Charlie Brown is drawn with only a small curl of hair at the front of his head,         
and a little in the back. Though this is often interpreted as him being bald,           
Charles Schulz has explained that he saw Charlie Brown as having hair that was         
so light, and cut so short, that it was not seen very well. Charlie Brown has           
often mentioned getting a haircut, or his hair in general, throughout the strip's       
run. Snoopy thinks of his owner as "that round-headed kid". He almost always           
wears black shorts and a short-sleeved shirt, usually yellow, with a black zig-zag     
stripe around the middle.                                                               
                                                                                       
Charlie Brown often utters the catch phrase "Good grief!" when astonished or           
dismayed.
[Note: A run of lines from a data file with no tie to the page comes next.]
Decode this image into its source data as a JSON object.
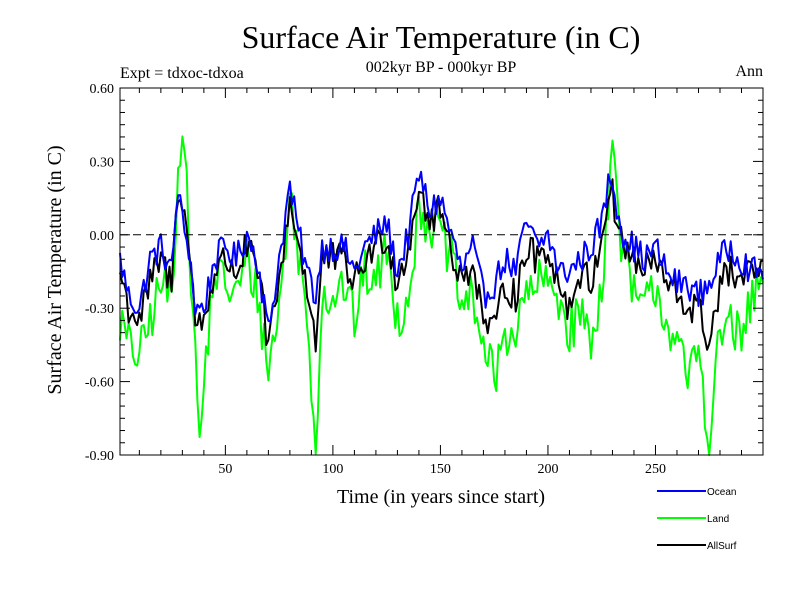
{
  "title": "Surface Air Temperature (in C)",
  "experiment": "Expt = tdxoc-tdxoa",
  "period": "002kyr BP - 000kyr BP",
  "season": "Ann",
  "chart_data": {
    "type": "line",
    "xlabel": "Time (in years since start)",
    "ylabel": "Surface Air Temperature (in C)",
    "xlim": [
      1,
      300
    ],
    "ylim": [
      -0.9,
      0.6
    ],
    "x_ticks": [
      50,
      100,
      150,
      200,
      250
    ],
    "y_ticks": [
      "0.60",
      "0.30",
      "0.00",
      "-0.30",
      "-0.60",
      "-0.90"
    ],
    "zero_line": true,
    "grid": false,
    "legend_position": "bottom-right",
    "series": [
      {
        "name": "Ocean",
        "color": "#0000ff",
        "anchors": [
          [
            1,
            -0.1
          ],
          [
            5,
            -0.25
          ],
          [
            10,
            -0.3
          ],
          [
            15,
            -0.1
          ],
          [
            20,
            -0.05
          ],
          [
            25,
            -0.15
          ],
          [
            28,
            0.2
          ],
          [
            30,
            0.05
          ],
          [
            33,
            -0.05
          ],
          [
            36,
            -0.3
          ],
          [
            40,
            -0.3
          ],
          [
            45,
            -0.1
          ],
          [
            50,
            -0.05
          ],
          [
            55,
            -0.1
          ],
          [
            60,
            0.0
          ],
          [
            65,
            -0.1
          ],
          [
            70,
            -0.4
          ],
          [
            75,
            -0.1
          ],
          [
            80,
            0.2
          ],
          [
            83,
            0.05
          ],
          [
            88,
            -0.15
          ],
          [
            92,
            -0.25
          ],
          [
            95,
            -0.05
          ],
          [
            100,
            -0.05
          ],
          [
            105,
            -0.05
          ],
          [
            110,
            -0.15
          ],
          [
            115,
            -0.05
          ],
          [
            120,
            0.0
          ],
          [
            125,
            0.05
          ],
          [
            130,
            -0.15
          ],
          [
            135,
            0.0
          ],
          [
            140,
            0.25
          ],
          [
            145,
            0.1
          ],
          [
            150,
            0.15
          ],
          [
            155,
            0.0
          ],
          [
            160,
            -0.15
          ],
          [
            165,
            -0.05
          ],
          [
            170,
            -0.25
          ],
          [
            175,
            -0.2
          ],
          [
            180,
            -0.1
          ],
          [
            185,
            -0.15
          ],
          [
            190,
            0.05
          ],
          [
            195,
            -0.05
          ],
          [
            200,
            0.0
          ],
          [
            205,
            -0.15
          ],
          [
            210,
            -0.15
          ],
          [
            215,
            -0.1
          ],
          [
            220,
            -0.05
          ],
          [
            225,
            0.05
          ],
          [
            229,
            0.25
          ],
          [
            235,
            0.0
          ],
          [
            240,
            -0.05
          ],
          [
            245,
            -0.1
          ],
          [
            250,
            -0.05
          ],
          [
            255,
            -0.15
          ],
          [
            260,
            -0.2
          ],
          [
            265,
            -0.2
          ],
          [
            270,
            -0.25
          ],
          [
            275,
            -0.2
          ],
          [
            280,
            -0.1
          ],
          [
            285,
            -0.05
          ],
          [
            290,
            -0.1
          ],
          [
            295,
            -0.15
          ],
          [
            300,
            -0.15
          ]
        ]
      },
      {
        "name": "Land",
        "color": "#00ff00",
        "anchors": [
          [
            1,
            -0.35
          ],
          [
            5,
            -0.45
          ],
          [
            10,
            -0.5
          ],
          [
            15,
            -0.35
          ],
          [
            20,
            -0.2
          ],
          [
            25,
            -0.25
          ],
          [
            28,
            0.25
          ],
          [
            30,
            0.5
          ],
          [
            33,
            0.0
          ],
          [
            36,
            -0.5
          ],
          [
            38,
            -0.85
          ],
          [
            42,
            -0.4
          ],
          [
            45,
            -0.15
          ],
          [
            50,
            -0.2
          ],
          [
            55,
            -0.25
          ],
          [
            60,
            -0.1
          ],
          [
            65,
            -0.25
          ],
          [
            70,
            -0.55
          ],
          [
            75,
            -0.3
          ],
          [
            80,
            0.15
          ],
          [
            83,
            0.0
          ],
          [
            88,
            -0.35
          ],
          [
            92,
            -0.85
          ],
          [
            95,
            -0.25
          ],
          [
            100,
            -0.25
          ],
          [
            105,
            -0.2
          ],
          [
            110,
            -0.35
          ],
          [
            115,
            -0.15
          ],
          [
            120,
            -0.2
          ],
          [
            125,
            -0.05
          ],
          [
            130,
            -0.35
          ],
          [
            135,
            -0.25
          ],
          [
            140,
            0.1
          ],
          [
            145,
            0.05
          ],
          [
            150,
            0.0
          ],
          [
            155,
            -0.1
          ],
          [
            160,
            -0.3
          ],
          [
            165,
            -0.25
          ],
          [
            170,
            -0.45
          ],
          [
            175,
            -0.6
          ],
          [
            180,
            -0.4
          ],
          [
            185,
            -0.4
          ],
          [
            190,
            -0.25
          ],
          [
            195,
            -0.2
          ],
          [
            200,
            -0.2
          ],
          [
            205,
            -0.25
          ],
          [
            210,
            -0.4
          ],
          [
            215,
            -0.3
          ],
          [
            220,
            -0.45
          ],
          [
            225,
            -0.2
          ],
          [
            230,
            0.35
          ],
          [
            235,
            -0.1
          ],
          [
            240,
            -0.25
          ],
          [
            245,
            -0.3
          ],
          [
            250,
            -0.2
          ],
          [
            255,
            -0.35
          ],
          [
            260,
            -0.45
          ],
          [
            265,
            -0.6
          ],
          [
            270,
            -0.45
          ],
          [
            275,
            -0.85
          ],
          [
            280,
            -0.4
          ],
          [
            285,
            -0.35
          ],
          [
            290,
            -0.45
          ],
          [
            295,
            -0.25
          ],
          [
            300,
            -0.2
          ]
        ]
      },
      {
        "name": "AllSurf",
        "color": "#000000",
        "anchors": [
          [
            1,
            -0.15
          ],
          [
            5,
            -0.3
          ],
          [
            10,
            -0.35
          ],
          [
            15,
            -0.2
          ],
          [
            20,
            -0.1
          ],
          [
            25,
            -0.2
          ],
          [
            28,
            0.2
          ],
          [
            30,
            0.15
          ],
          [
            33,
            -0.05
          ],
          [
            36,
            -0.35
          ],
          [
            40,
            -0.35
          ],
          [
            45,
            -0.15
          ],
          [
            50,
            -0.1
          ],
          [
            55,
            -0.15
          ],
          [
            60,
            -0.05
          ],
          [
            65,
            -0.15
          ],
          [
            70,
            -0.45
          ],
          [
            75,
            -0.2
          ],
          [
            80,
            0.15
          ],
          [
            83,
            0.0
          ],
          [
            88,
            -0.2
          ],
          [
            92,
            -0.45
          ],
          [
            95,
            -0.1
          ],
          [
            100,
            -0.1
          ],
          [
            105,
            -0.1
          ],
          [
            110,
            -0.2
          ],
          [
            115,
            -0.1
          ],
          [
            120,
            -0.05
          ],
          [
            125,
            0.0
          ],
          [
            130,
            -0.2
          ],
          [
            135,
            -0.05
          ],
          [
            140,
            0.2
          ],
          [
            145,
            0.05
          ],
          [
            150,
            0.1
          ],
          [
            155,
            -0.05
          ],
          [
            160,
            -0.2
          ],
          [
            165,
            -0.1
          ],
          [
            170,
            -0.35
          ],
          [
            175,
            -0.4
          ],
          [
            180,
            -0.2
          ],
          [
            185,
            -0.25
          ],
          [
            190,
            -0.05
          ],
          [
            195,
            -0.1
          ],
          [
            200,
            -0.05
          ],
          [
            205,
            -0.2
          ],
          [
            210,
            -0.3
          ],
          [
            215,
            -0.15
          ],
          [
            220,
            -0.2
          ],
          [
            225,
            0.0
          ],
          [
            229,
            0.2
          ],
          [
            235,
            -0.05
          ],
          [
            240,
            -0.1
          ],
          [
            245,
            -0.15
          ],
          [
            250,
            -0.1
          ],
          [
            255,
            -0.2
          ],
          [
            260,
            -0.25
          ],
          [
            265,
            -0.3
          ],
          [
            270,
            -0.3
          ],
          [
            275,
            -0.45
          ],
          [
            280,
            -0.2
          ],
          [
            285,
            -0.15
          ],
          [
            290,
            -0.2
          ],
          [
            295,
            -0.15
          ],
          [
            300,
            -0.15
          ]
        ]
      }
    ]
  }
}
In moments of extreme disappointment or despair he sometimes simply           
cries out, "I can't stand it!" Other times, he will exclaim 'Augh!' when               
particularly frustrated or surprised.                                                   
                                                                                       
Peanuts Sunday strips were often (unofficially) titled Peanuts featuring Good Ol'       
Charlie Brown. Schulz later stated that he had wanted to name the strip Good Ol'       
Charlie Brown but that the name Peanuts was chosen by the cartoon syndicate             
instead; as a result, some people inferred that Charlie Brown's name was "Peanuts".     
Schulz suggested the Sunday title as a clarification device.